WATCH | Alex Garland talks about casting Jesse Plemons:

Alex Garland on choosing Jesse Plemons in Civil War: “It wasn’t a choice”

Alex Garland tells CBC’s Eli Glasner how Jesse Plemons came to star in his new dystopian epic Civil War.

For much of the film, Garland walks a fine line, trying to make a film about war without glamorizing it.

“Movies always want to seduce,” Garland told CBC News. “It’s very powerful, so you guard against it.”

The result is a film not so much about war as about its effects.

Civil war captures a very 21st century feeling of helplessness. War is not hell, it simply is. The reasons, the causes, none of it matters – it’s just another thing to endure.
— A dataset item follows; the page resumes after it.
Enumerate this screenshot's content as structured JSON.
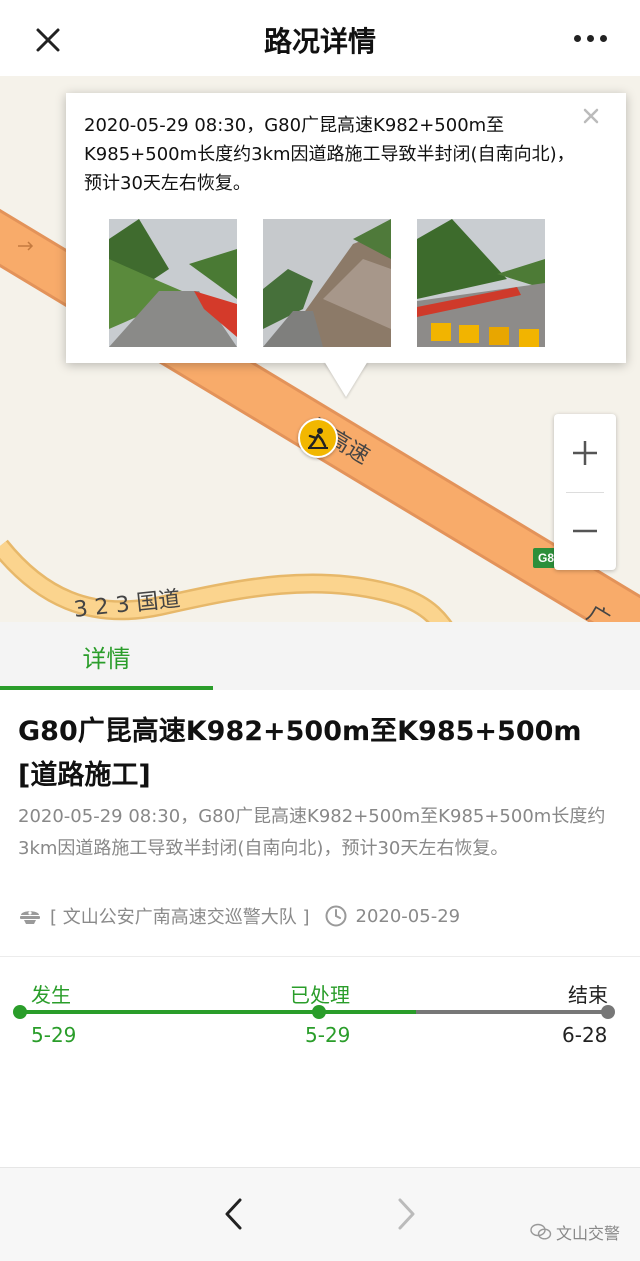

At one point, the reporters encounter two soldiers during a sniper shootout. When Joel tries to find out who they’re fighting, the weary soldier responds, “Someone’s trying to kill us.” We are trying to kill him.

two women hide behind police car as fires burn
Lee and Jessie (Cailee Spaeny), an aspiring war photographer, take shelter during a bombing. (Elevation photos)

Lonnie Kimmons

"Internet fanatic. Evil organizer. Tv fanatic. Explorer. Hipster-friendly social media junkie. Certified food expert."